Concerns have been raised after the Criminal Court refused to let several activists use money from a bail fund to post bail and did not allow a volunteer to act as their guarantor, requiring family members to file the bail request themselves.
Chitrin Plakantrong (Photo from TLHR)
Chitrin Plakantrong, 25, an activist from the Thalufah group, went to Nang Loeng Police Station on Wednesday (30 November) after learning that there is an arrest warrant out for him on charges relating to the burning of a royal ceremonial arch in front of Ratchawinit School during a protest on 19 September 2021. He was charged with royal defamation, destruction of property, arson, and violation of the Emergency Decree – the same charges given to two other activists, Pornchai Yuanyee and Micky (full name withheld) accused over the same incident. Another activist, Sinburi Saenkla, was also accused, but was not charged with royal defamation.

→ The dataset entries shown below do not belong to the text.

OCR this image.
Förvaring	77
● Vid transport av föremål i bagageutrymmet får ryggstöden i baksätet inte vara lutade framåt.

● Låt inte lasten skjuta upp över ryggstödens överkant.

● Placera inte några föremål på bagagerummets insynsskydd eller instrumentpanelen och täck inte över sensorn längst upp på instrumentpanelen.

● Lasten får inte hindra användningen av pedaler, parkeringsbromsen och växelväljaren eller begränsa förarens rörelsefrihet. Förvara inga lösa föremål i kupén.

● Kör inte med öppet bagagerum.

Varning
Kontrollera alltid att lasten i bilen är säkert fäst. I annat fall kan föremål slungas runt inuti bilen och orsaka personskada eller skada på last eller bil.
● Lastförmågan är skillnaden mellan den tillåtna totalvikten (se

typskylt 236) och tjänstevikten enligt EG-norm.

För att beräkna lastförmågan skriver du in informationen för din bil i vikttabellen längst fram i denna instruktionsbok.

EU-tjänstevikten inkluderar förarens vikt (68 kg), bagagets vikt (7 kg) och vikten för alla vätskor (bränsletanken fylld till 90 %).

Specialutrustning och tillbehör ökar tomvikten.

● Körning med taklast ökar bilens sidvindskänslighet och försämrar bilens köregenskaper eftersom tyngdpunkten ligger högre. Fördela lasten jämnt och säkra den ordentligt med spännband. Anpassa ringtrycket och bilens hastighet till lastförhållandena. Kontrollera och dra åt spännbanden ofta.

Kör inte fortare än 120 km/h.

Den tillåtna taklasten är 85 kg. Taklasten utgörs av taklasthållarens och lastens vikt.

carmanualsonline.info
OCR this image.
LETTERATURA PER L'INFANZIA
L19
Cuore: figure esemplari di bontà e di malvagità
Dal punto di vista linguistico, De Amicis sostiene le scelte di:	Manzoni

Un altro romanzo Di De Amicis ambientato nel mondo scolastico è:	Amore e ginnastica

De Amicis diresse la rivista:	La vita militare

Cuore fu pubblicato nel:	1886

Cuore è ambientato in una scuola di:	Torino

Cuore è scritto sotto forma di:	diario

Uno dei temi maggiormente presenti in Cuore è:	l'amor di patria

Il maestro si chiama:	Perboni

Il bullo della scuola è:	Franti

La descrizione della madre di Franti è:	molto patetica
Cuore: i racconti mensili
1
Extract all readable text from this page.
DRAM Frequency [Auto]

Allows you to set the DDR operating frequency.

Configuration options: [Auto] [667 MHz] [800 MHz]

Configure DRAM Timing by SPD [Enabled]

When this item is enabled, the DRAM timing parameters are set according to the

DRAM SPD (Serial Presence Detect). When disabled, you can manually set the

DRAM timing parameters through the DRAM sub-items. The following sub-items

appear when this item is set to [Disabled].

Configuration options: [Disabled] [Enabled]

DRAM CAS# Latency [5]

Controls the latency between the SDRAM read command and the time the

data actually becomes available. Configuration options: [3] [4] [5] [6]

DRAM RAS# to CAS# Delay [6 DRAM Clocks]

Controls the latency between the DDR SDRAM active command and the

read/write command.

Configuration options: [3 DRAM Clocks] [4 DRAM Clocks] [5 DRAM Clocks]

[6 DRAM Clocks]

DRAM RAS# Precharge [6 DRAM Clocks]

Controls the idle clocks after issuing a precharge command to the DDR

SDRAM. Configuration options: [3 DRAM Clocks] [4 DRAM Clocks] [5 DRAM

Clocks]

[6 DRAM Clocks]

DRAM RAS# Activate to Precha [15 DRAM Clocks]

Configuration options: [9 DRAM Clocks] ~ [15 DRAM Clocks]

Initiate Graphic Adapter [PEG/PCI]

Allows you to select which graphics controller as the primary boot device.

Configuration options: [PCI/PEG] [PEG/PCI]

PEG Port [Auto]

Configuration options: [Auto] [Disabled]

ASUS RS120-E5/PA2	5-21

Thai Lawyers for Human Rights (TLHR) noted that Chitrin never received a police summons on these charges, and officers never arrested him despite the warrant. He reported to the police himself because he was told by an officer from Nang Loeng Police Station that there was an arrest warrant out for him.
Chitrin was taken to court for a temporary detention request. TLHR reported that he was subsequently granted bail on a security of 100,000 baht. He was given a curfew of 18.00 – 6.00 and was given the conditions that he must not repeat his offense or participate in activities which can cause public disorder, commit violence against an official, or destroy public property. His father was also appointed as his supervisor on the condition that the court will confiscate the bail security if Chitrin violates his bail conditions.
The court also required him to wear an electronic monitoring bracelet, which he was already wearing after being granted bail on other charges.
A TLHR information officer said that Chitrin’s lawyer asked his father to prepare money to post bail for him in advance, after the court did not allow Pornchai, Sinburi, and Micky to use money from the Will of the People Fund, a bail fund for pro-democracy protesters.
Ida Aroonwong, a representative of the Will of the People Fund, is concerned about the court’s recent requirements that guarantors posting bail for activists have to be a family member and that they must use their own money. She said that she is concerned that similar conditions would be deamnded of other protest leaders or protesters who continue their activism despite facing charges or who may have their bail revoked in the future.
Ida also noted the court’s condition that repeating one’s offense amounts to violating one’s bail conditions. This means that the court can confiscate bail money, and said that normally the court can only do this if the defendant tries to run.
Nevertheless, Ida believes that the Will of the People Fund will be able to continue to support prosecuted activists and protesters. She said that it is likely that the court only wanted to make sure that the supervisors will be able to make the defendants follow their bail conditions by requiring that they post bail using their personal funds.
She said that if the court insists on these conditions, it will be up to the court to prove its legitimacy and reliability, not the Will of the People Fund, which is helping people accessing their right to due process without economic or political obstacles, noting that there are other similar organizations, such as the Justice Fund under the Ministry of Justice.
On Tuesday (29 November), activist Nawapol Tonngam was also denied bail and detained for one night at Bangkok Remand Prison following his indictment, as the Criminal Court refused to allow a volunteer guarantor to post bail for him.
Nawapol was charged with destruction of public property, destruction of property, arson, and violation of the Emergency Decree in relation to a protest on 19 August 2021 at the Democracy Monument, during which activists burned effigies of the cabinet and senators. The public prosecutor claimed that the burning damaged the road around the Democracy Monument, costing around 157,000 baht in damage.
The court required that a family member post bail for Nawapol and agree to be made his guardian. The Court also required the guarantor to agree that they will be held responsible if Nawapol breaks his bail conditions.
Protesters kicking the remains of the effigies burned at the end of the 19 August protest
Nawapol was granted bail on Tuesday (29 November) after his lawyer filed another bail request naming a family member as his guarantor and guardian and with a security of 90,000 baht. He is required to wear an electronic monitoring bracelet and was given a curfew of 20.00 - 6.00. He was given the conditions that he must not repeat his offences, must not participate in activities which can damage public property or harm an official, and must not leave the country.
Although he was not charged with royal defamation in this instance, he was also given the condition that he must not do anything that can affect the monarchy.
Nawapol was released after spending a night in Bangkok Remand Prison.
TLHR said that the court’s requirement would increase the burden on activists and protesters who were prosecuted, since they would not be able to have their security covered by the Will of the People Fund, noting that the amount of bail can range anywhere from a thousand baht to a hundred thousand baht.